The risk of having a child with Down syndrome increases as the maternal age increases. Therefore, screening for Down syndrome during pregnancy is crucial. Modern science offers numerous tools to better characterize this risk.
The "triple test" is a screening method based on the measurement of three markers in serum: alpha-fetoprotein, human chorionic gonadotropin, and unconjugated estriol. The "quad test" adds an additional serum marker, inhibin A, to the triple test. These tests can identify 50 to 80% of cases of Down syndrome, with the risk of false positives around 5%.

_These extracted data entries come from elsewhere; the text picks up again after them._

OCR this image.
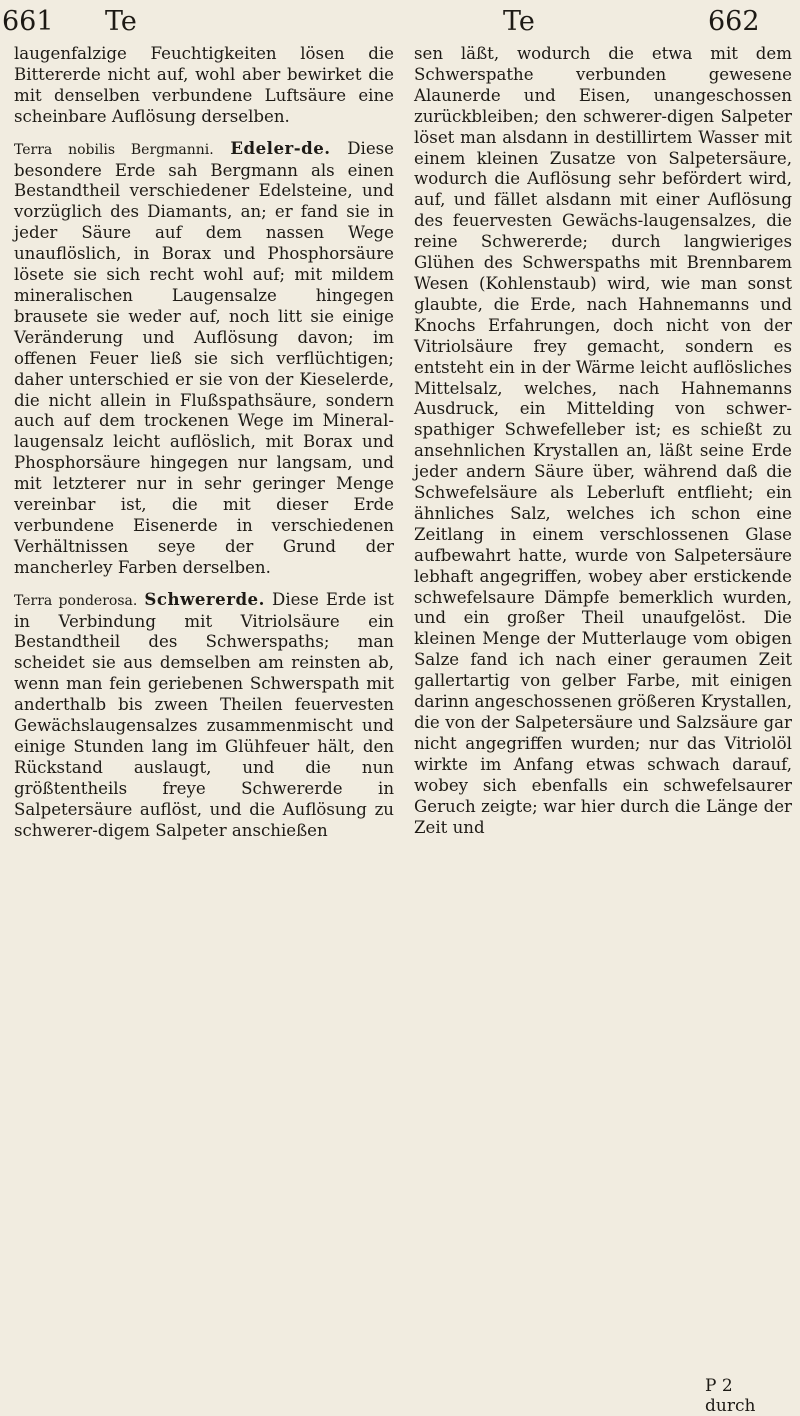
661 Te	Te	662

laugenfalzige Feuchtigkeiten lösen die Bittererde nicht auf, wohl aber bewirket die mit denselben verbundene Luftsäure eine scheinbare Auflösung derselben.

Terra nobilis Bergmanni. Edeler-de. Diese besondere Erde sah Bergmann als einen Bestandtheil verschiedener Edelsteine, und vorzüglich des Diamants, an; er fand sie in jeder Säure auf dem nassen Wege unauflöslich, in Borax und Phosphorsäure lösete sie sich recht wohl auf; mit mildem mineralischen Laugensalze hingegen brausete sie weder auf, noch litt sie einige Veränderung und Auflösung davon; im offenen Feuer ließ sie sich verflüchtigen; daher unterschied er sie von der Kieselerde, die nicht allein in Flußspathsäure, sondern auch auf dem trockenen Wege im Mineral-laugensalz leicht auflöslich, mit Borax und Phosphorsäure hingegen nur langsam, und mit letzterer nur in sehr geringer Menge vereinbar ist, die mit dieser Erde verbundene Eisenerde in verschiedenen Verhältnissen seye der Grund der mancherley Farben derselben.

Terra ponderosa. Schwererde. Diese Erde ist in Verbindung mit Vitriolsäure ein Bestandtheil des Schwerspaths; man scheidet sie aus demselben am reinsten ab, wenn man fein geriebenen Schwerspath mit anderthalb bis zween Theilen feuervesten Gewächslaugensalzes zusammenmischt und einige Stunden lang im Glühfeuer hält, den Rückstand auslaugt, und die nun größtentheils freye Schwererde in Salpetersäure auflöst, und die Auflösung zu schwerer-digem Salpeter anschießen

sen läßt, wodurch die etwa mit dem Schwerspathe verbunden gewesene Alaunerde und Eisen, unangeschossen zurückbleiben; den schwerer-digen Salpeter löset man alsdann in destillirtem Wasser mit einem kleinen Zusatze von Salpetersäure, wodurch die Auflösung sehr befördert wird, auf, und fället alsdann mit einer Auflösung des feuervesten Gewächs-laugensalzes, die reine Schwererde; durch langwieriges Glühen des Schwerspaths mit Brennbarem Wesen (Kohlenstaub) wird, wie man sonst glaubte, die Erde, nach Hahnemanns und Knochs Erfahrungen, doch nicht von der Vitriolsäure frey gemacht, sondern es entsteht ein in der Wärme leicht auflösliches Mittelsalz, welches, nach Hahnemanns Ausdruck, ein Mittelding von schwer-spathiger Schwefelleber ist; es schießt zu ansehnlichen Krystallen an, läßt seine Erde jeder andern Säure über, während daß die Schwefelsäure als Leberluft entflieht; ein ähnliches Salz, welches ich schon eine Zeitlang in einem verschlossenen Glase aufbewahrt hatte, wurde von Salpetersäure lebhaft angegriffen, wobey aber erstickende schwefelsaure Dämpfe bemerklich wurden, und ein großer Theil unaufgelöst. Die kleinen Menge der Mutterlauge vom obigen Salze fand ich nach einer geraumen Zeit gallertartig von gelber Farbe, mit einigen darinn angeschossenen größeren Krystallen, die von der Salpetersäure und Salzsäure gar nicht angegriffen wurden; nur das Vitriolöl wirkte im Anfang etwas schwach darauf, wobey sich ebenfalls ein schwefelsaurer Geruch zeigte; war hier durch die Länge der Zeit und

P 2 durch
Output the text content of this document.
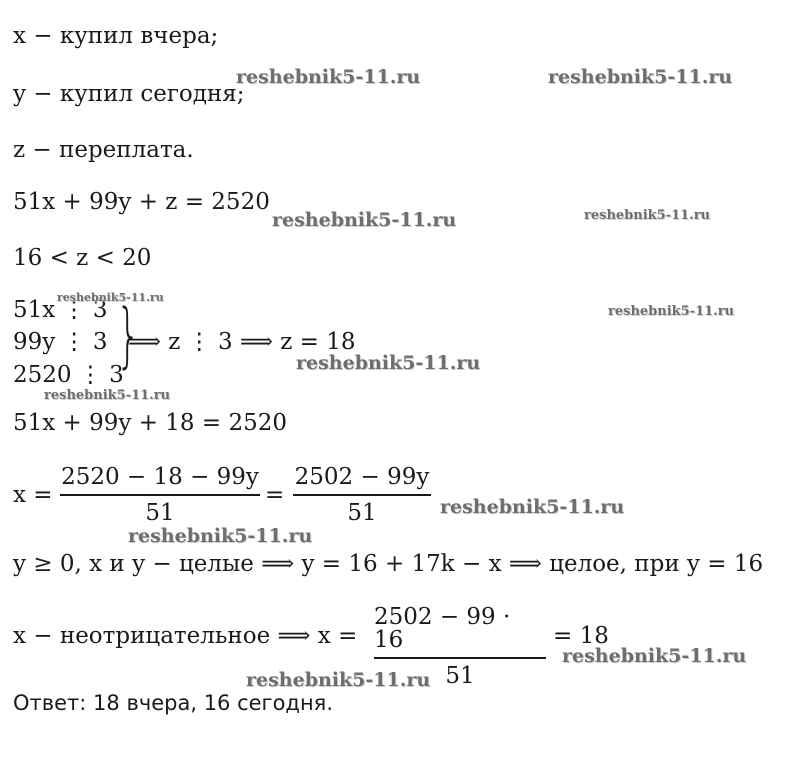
x − купил вчера;
y − купил сегодня;
z − переплата.
51x + 99y + z = 2520
16 < z < 20
51x ⋮ 3
99y ⋮ 3
2520 ⋮ 3
}
⟹ z ⋮ 3 ⟹ z = 18
51x + 99y + 18 = 2520
x =
2520 − 18 − 99y
51
=
2502 − 99y
51
y ≥ 0, x и y − целые ⟹ y = 16 + 17k − x ⟹ целое, при y = 16
x − неотрицательное ⟹ x =
2502 − 99 · 16
51
= 18
Ответ: 18 вчера, 16 сегодня.
reshebnik5-11.ru	reshebnik5-11.ru
reshebnik5-11.ru	reshebnik5-11.ru
reshebnik5-11.ru
reshebnik5-11.ru
reshebnik5-11.ru
reshebnik5-11.ru
reshebnik5-11.ru
reshebnik5-11.ru
reshebnik5-11.ru
reshebnik5-11.ru
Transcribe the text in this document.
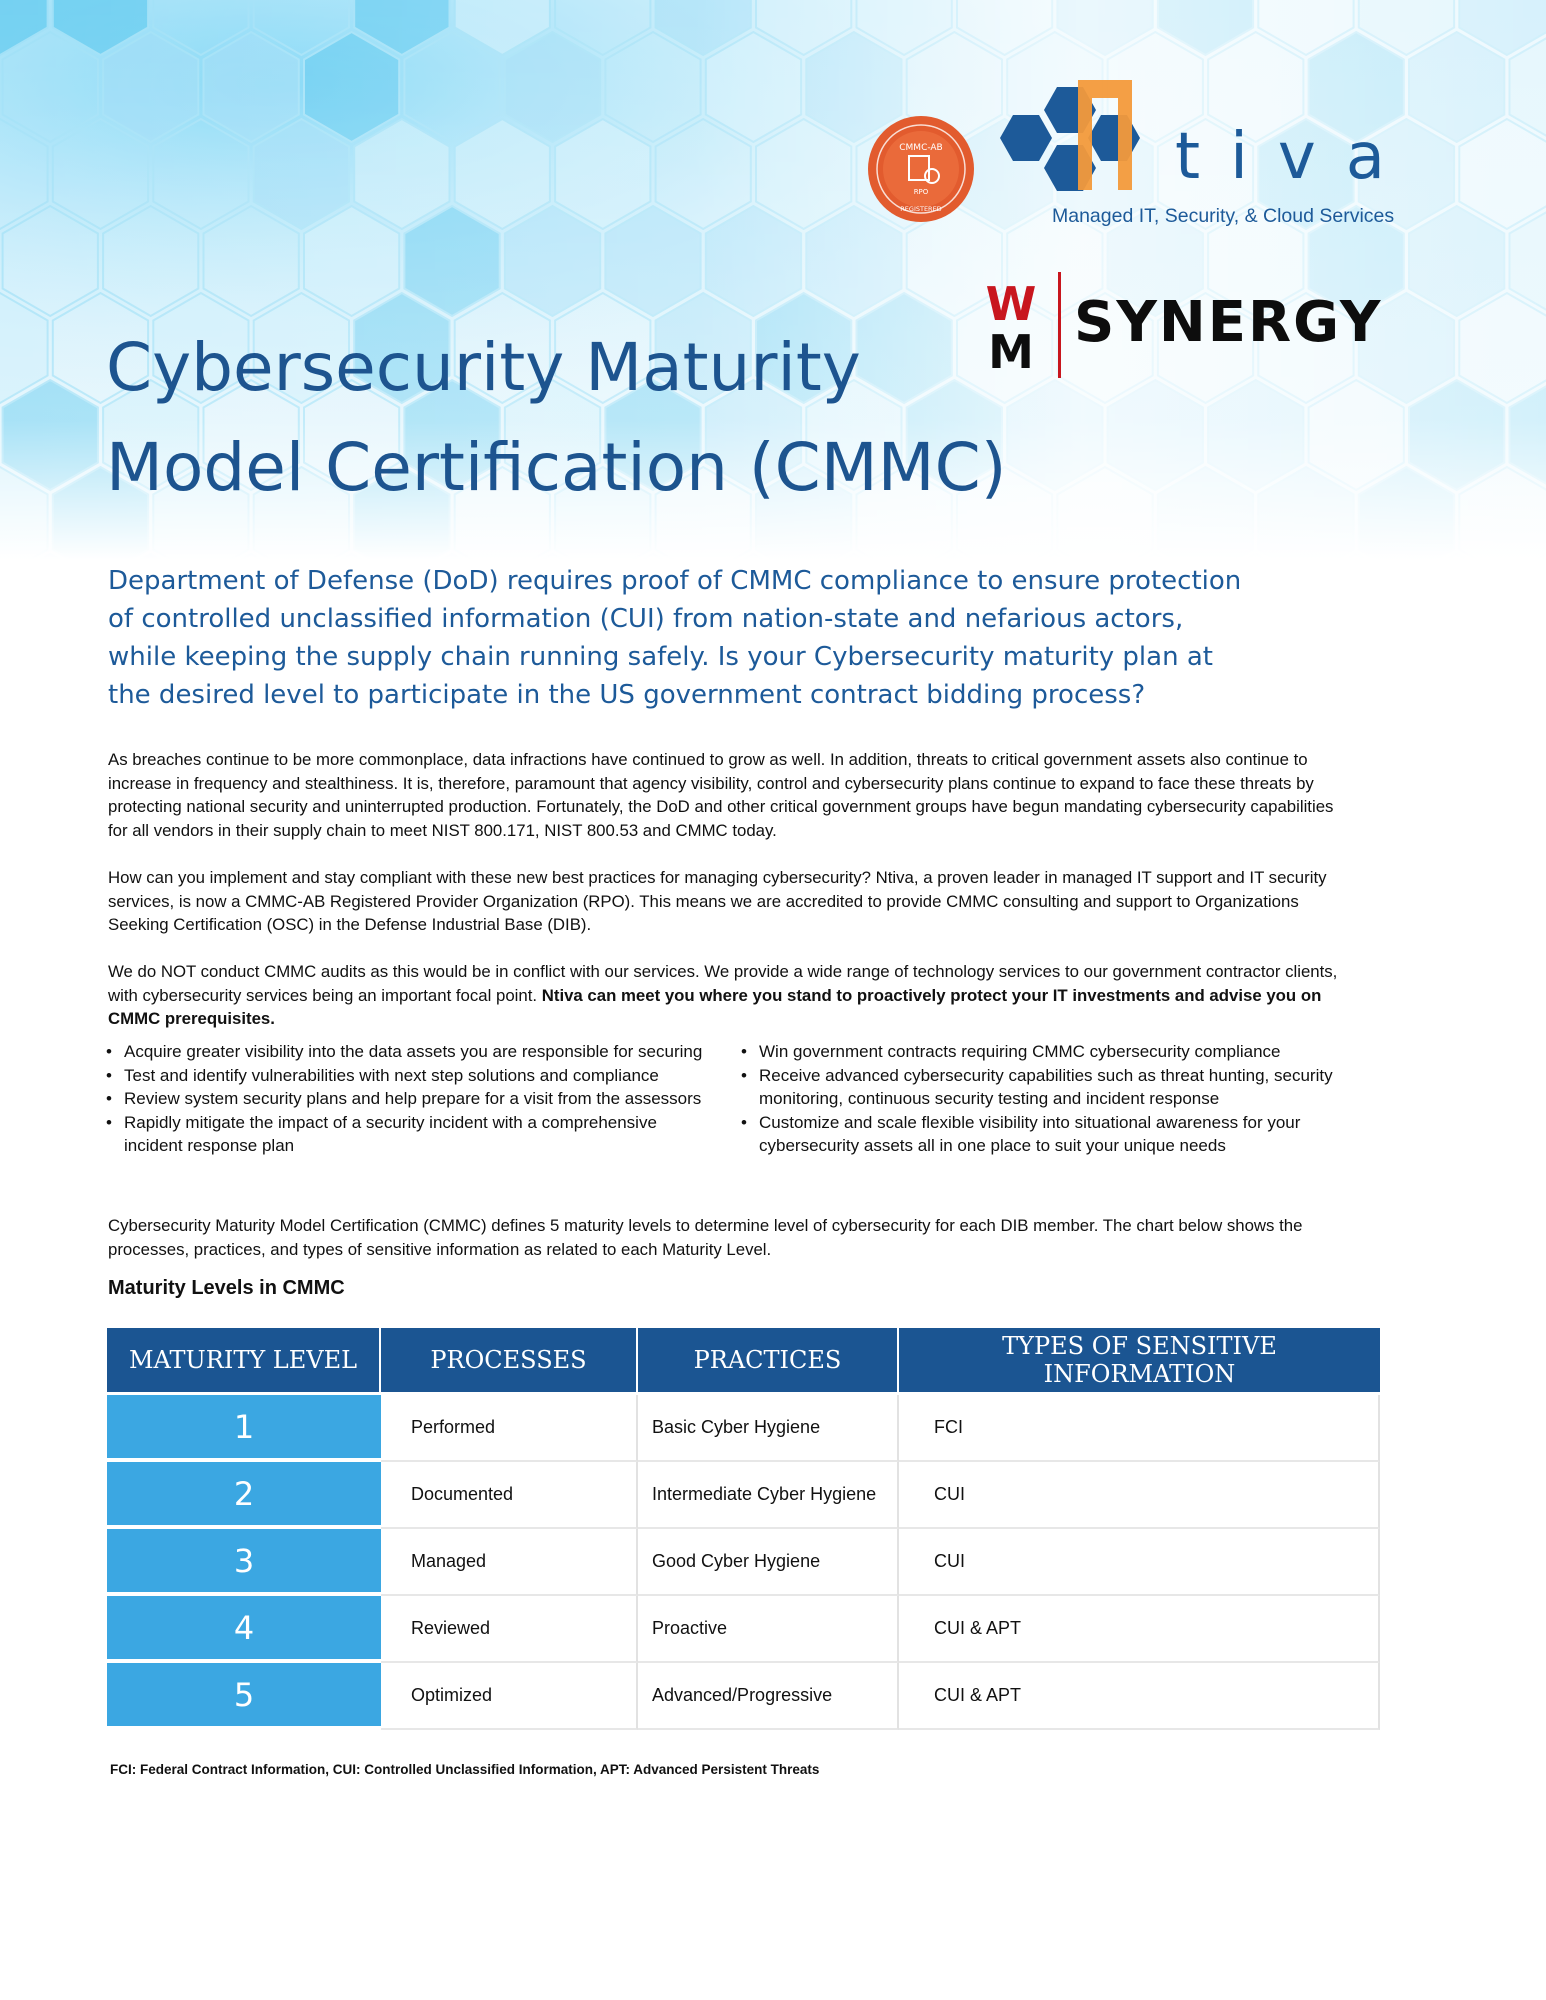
CMMC-AB
RPO
REGISTERED
tiva

Managed IT, Security, & Cloud Services

W
M SYNERGY

Cybersecurity Maturity
Model Certification (CMMC)

Department of Defense (DoD) requires proof of CMMC compliance to ensure protection of controlled unclassified information (CUI) from nation-state and nefarious actors, while keeping the supply chain running safely. Is your Cybersecurity maturity plan at the desired level to participate in the US government contract bidding process?

As breaches continue to be more commonplace, data infractions have continued to grow as well. In addition, threats to critical government assets also continue to increase in frequency and stealthiness. It is, therefore, paramount that agency visibility, control and cybersecurity plans continue to expand to face these threats by protecting national security and uninterrupted production. Fortunately, the DoD and other critical government groups have begun mandating cybersecurity capabilities for all vendors in their supply chain to meet NIST 800.171, NIST 800.53 and CMMC today.

How can you implement and stay compliant with these new best practices for managing cybersecurity? Ntiva, a proven leader in managed IT support and IT security services, is now a CMMC-AB Registered Provider Organization (RPO). This means we are accredited to provide CMMC consulting and support to Organizations Seeking Certification (OSC) in the Defense Industrial Base (DIB).

We do NOT conduct CMMC audits as this would be in conflict with our services. We provide a wide range of technology services to our government contractor clients, with cybersecurity services being an important focal point. Ntiva can meet you where you stand to proactively protect your IT investments and advise you on CMMC prerequisites.

• Acquire greater visibility into the data assets you are responsible for securing
• Test and identify vulnerabilities with next step solutions and compliance
• Review system security plans and help prepare for a visit from the assessors
• Rapidly mitigate the impact of a security incident with a comprehensive incident response plan
• Win government contracts requiring CMMC cybersecurity compliance
• Receive advanced cybersecurity capabilities such as threat hunting, security monitoring, continuous security testing and incident response
• Customize and scale flexible visibility into situational awareness for your cybersecurity assets all in one place to suit your unique needs

Cybersecurity Maturity Model Certification (CMMC) defines 5 maturity levels to determine level of cybersecurity for each DIB member. The chart below shows the processes, practices, and types of sensitive information as related to each Maturity Level.

Maturity Levels in CMMC

MATURITY LEVEL	PROCESSES	PRACTICES	TYPES OF SENSITIVE INFORMATION
1	Performed	Basic Cyber Hygiene	FCI
2	Documented	Intermediate Cyber Hygiene	CUI
3	Managed	Good Cyber Hygiene	CUI
4	Reviewed	Proactive	CUI & APT
5	Optimized	Advanced/Progressive	CUI & APT

FCI: Federal Contract Information, CUI: Controlled Unclassified Information, APT: Advanced Persistent Threats
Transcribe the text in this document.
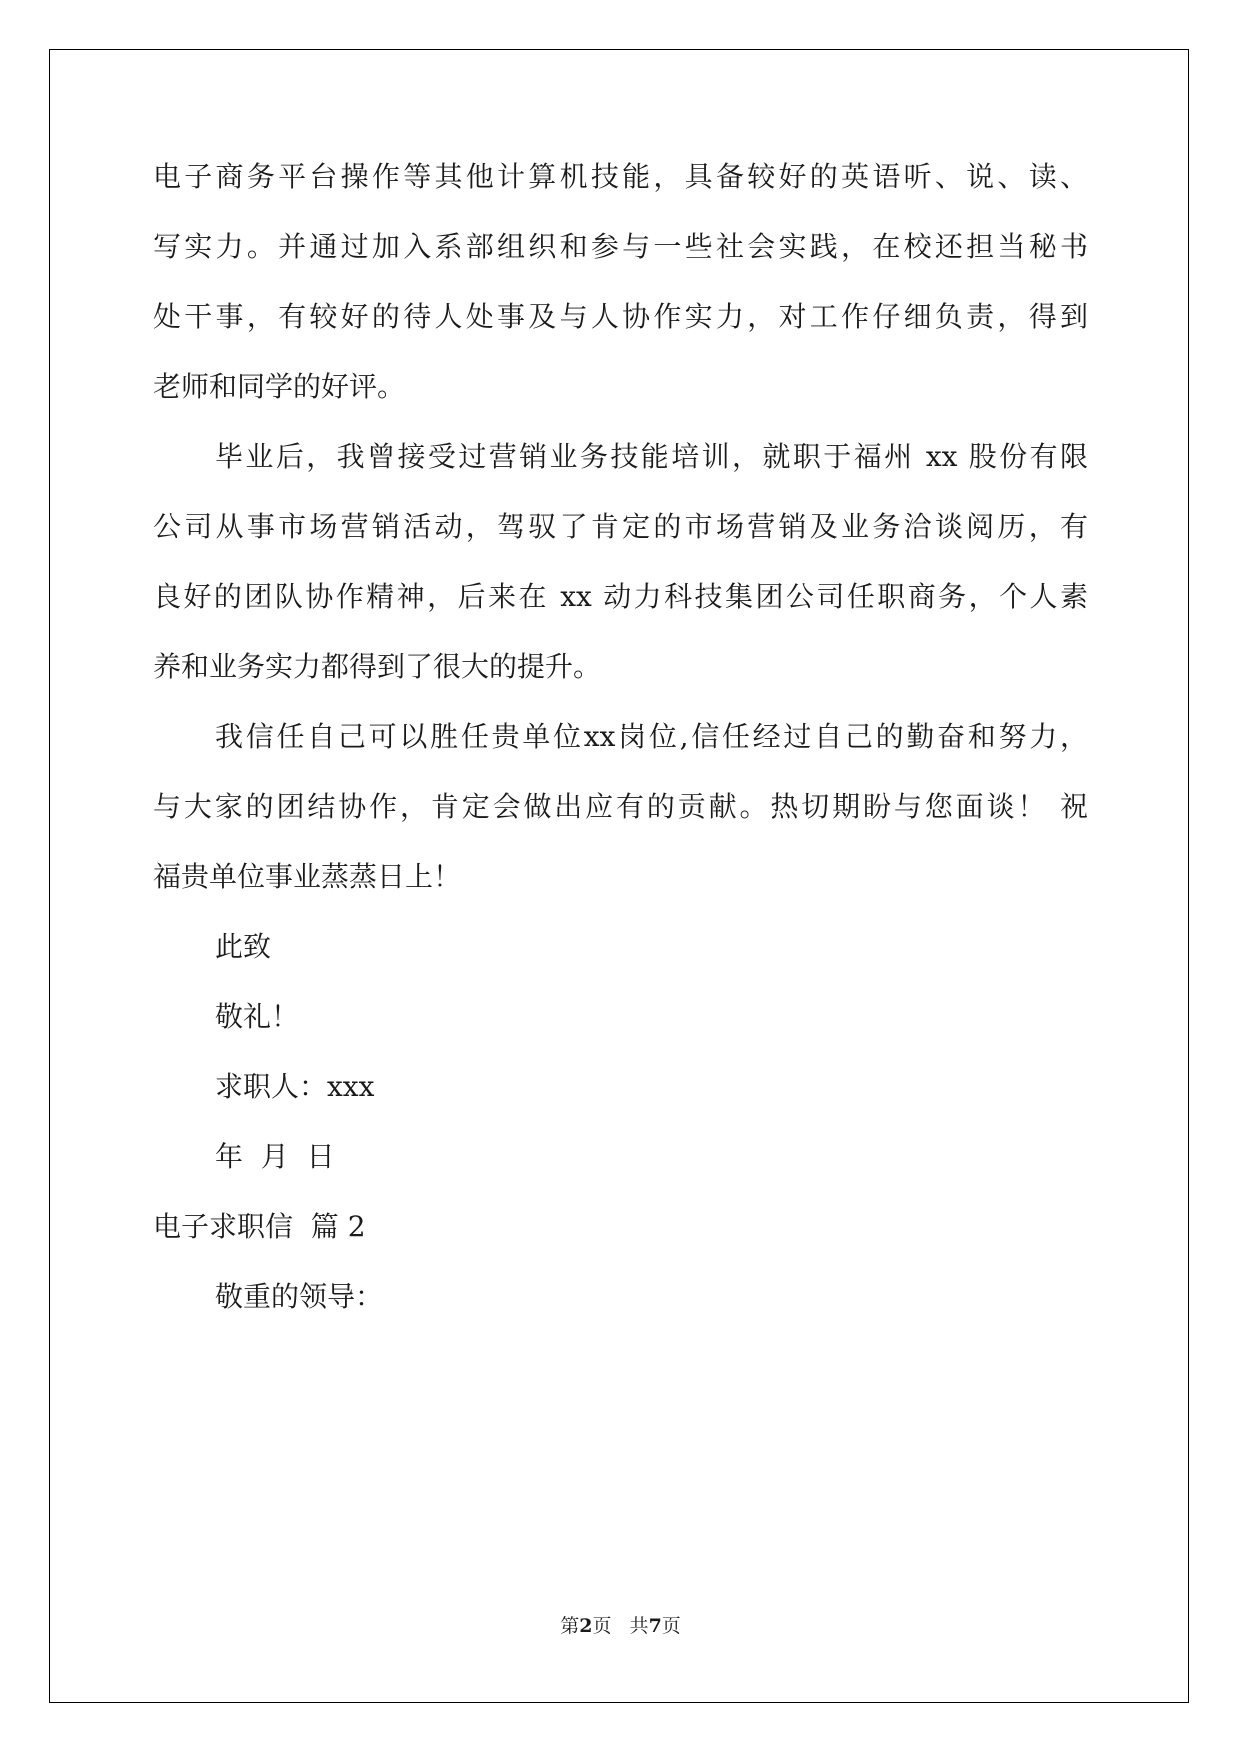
电子商务平台操作等其他计算机技能，具备较好的英语听、说、读、
写实力。并通过加入系部组织和参与一些社会实践，在校还担当秘书
处干事，有较好的待人处事及与人协作实力，对工作仔细负责，得到
老师和同学的好评。
毕业后，我曾接受过营销业务技能培训，就职于福州 xx 股份有限
公司从事市场营销活动，驾驭了肯定的市场营销及业务洽谈阅历，有
良好的团队协作精神，后来在 xx 动力科技集团公司任职商务，个人素
养和业务实力都得到了很大的提升。
我信任自己可以胜任贵单位xx岗位,信任经过自己的勤奋和努力，
与大家的团结协作，肯定会做出应有的贡献。热切期盼与您面谈！ 祝
福贵单位事业蒸蒸日上！
此致
敬礼！
求职人：xxx
年  月  日
电子求职信  篇 2
敬重的领导：
第2页   共7页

Amniocentesis and chorionic villus sampling are invasive tests used for the early diagnosis of Down syndrome. These tests are generally performed when the triple or quad test shows a high risk of carrying a fetus with Down syndrome. Despite the risk of miscarriage, these tests have a diagnostic accuracy close to 99%.
Early intervention is vital to fully exploit the psycho-physical development potential of children with Down syndrome. Children with Down syndrome can learn to carry out activities usually performed by other children, such as playing, speaking, building, and playing sports, although this may require longer learning times.
Family involvement and support from various associations are crucial in the care and treatment of individuals with Down syndrome. It's important to remember that while Down syndrome is a part of the individual's identity, it does not define them. With the right support, individuals with Down syndrome can lead fulfilling lives.